December 10, 2013
NSSF Files Lawsuit Against Gun Control Ordinance
Firearms Industry Trade Association Files Lawsuit Against Sunnyvale, Calif. Gun-control Ordinance
The National Shooting Sports Foundation (NSSF), the trade association for the firearms industry, has filed a lawsuit against the City of Sunnyvale, Calif. and the Sunnyvale City Council to prevent an ordinance passed in November from being enforced that is detrimental to responsible and law-abiding firearms retailers doing business within city limits.
In the complaint, NSSF and U.S. Firearms Company LLC, a local retailer, are challenging portions of the city’s newly enacted gun-control ordinance that violates and is preempted by state and federal law and that imposes an onerous regulatory burden on firearms retailers including requirements that they keep ammunition sales logs and personal information on their customers and that expands and duplicates an existing reporting requirement for lost or stolen guns.

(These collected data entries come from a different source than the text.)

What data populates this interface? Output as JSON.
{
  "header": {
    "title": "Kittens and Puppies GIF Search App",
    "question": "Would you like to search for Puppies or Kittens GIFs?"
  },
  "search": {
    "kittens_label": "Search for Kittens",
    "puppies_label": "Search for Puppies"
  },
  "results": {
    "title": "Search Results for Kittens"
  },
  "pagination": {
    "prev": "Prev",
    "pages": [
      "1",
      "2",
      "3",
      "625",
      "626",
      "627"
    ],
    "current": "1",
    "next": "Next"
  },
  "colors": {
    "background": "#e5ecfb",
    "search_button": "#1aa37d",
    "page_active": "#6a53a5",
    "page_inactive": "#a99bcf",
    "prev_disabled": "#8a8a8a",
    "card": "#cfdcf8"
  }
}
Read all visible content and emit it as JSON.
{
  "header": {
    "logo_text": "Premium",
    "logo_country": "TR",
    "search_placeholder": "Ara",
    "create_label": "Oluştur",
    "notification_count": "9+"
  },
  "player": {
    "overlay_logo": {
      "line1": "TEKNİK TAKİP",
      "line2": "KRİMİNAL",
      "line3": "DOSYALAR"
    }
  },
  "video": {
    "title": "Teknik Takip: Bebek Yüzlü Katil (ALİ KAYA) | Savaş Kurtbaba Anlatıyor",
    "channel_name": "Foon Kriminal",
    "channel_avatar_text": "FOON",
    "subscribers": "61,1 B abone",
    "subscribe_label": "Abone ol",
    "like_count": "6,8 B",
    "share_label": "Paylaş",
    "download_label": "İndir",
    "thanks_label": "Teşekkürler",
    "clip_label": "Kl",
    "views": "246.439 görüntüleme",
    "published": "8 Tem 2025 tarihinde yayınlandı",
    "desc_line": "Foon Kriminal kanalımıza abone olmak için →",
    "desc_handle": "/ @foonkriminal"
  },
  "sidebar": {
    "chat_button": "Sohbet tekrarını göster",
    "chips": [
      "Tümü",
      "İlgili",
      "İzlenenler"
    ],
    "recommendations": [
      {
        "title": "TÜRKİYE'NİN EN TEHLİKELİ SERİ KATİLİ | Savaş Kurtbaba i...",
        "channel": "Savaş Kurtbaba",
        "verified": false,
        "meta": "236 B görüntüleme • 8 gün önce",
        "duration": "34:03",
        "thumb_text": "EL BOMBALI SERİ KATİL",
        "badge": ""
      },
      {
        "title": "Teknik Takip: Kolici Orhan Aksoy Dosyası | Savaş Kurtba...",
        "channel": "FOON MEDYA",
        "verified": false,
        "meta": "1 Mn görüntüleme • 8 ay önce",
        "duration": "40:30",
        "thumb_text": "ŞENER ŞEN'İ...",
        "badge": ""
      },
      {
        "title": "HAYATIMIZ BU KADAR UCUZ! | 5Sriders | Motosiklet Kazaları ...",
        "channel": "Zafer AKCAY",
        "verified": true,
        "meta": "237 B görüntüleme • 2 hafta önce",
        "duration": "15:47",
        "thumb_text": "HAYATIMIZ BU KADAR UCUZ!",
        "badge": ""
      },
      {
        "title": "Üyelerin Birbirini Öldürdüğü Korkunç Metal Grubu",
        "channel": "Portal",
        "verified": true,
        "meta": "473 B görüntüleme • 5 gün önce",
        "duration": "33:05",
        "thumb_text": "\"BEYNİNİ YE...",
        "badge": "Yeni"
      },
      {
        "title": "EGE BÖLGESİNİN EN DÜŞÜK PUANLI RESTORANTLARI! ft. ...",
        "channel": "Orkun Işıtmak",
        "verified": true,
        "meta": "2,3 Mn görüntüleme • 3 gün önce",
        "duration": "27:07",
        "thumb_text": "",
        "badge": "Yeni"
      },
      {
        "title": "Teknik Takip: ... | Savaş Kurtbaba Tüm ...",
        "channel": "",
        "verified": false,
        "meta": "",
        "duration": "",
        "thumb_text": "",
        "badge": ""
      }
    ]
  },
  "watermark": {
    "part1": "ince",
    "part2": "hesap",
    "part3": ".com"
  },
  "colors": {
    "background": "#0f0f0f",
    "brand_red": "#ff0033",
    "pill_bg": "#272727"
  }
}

“Retailers in Sunnyvale must be federally licensed and already comply with a myriad of state and federal laws in operating their businesses. These businesses should be entitled to operate under the same rules, not a patchwork of different and conflicting local laws across California,” said Lawrence G. Keane, NSSF senior vice president and general counsel. “It is unjust to ask retailers within the Sunnyvale city limits to collect sensitive personal information from customers who easily can drive a few miles to a store in another city where such information is not required. Surely, no demonstrable public safety benefit is achieved and only law-abiding businesses are penalized.”
The lawsuit seeks to enjoin enforcement of the Sunnyvale ordinance.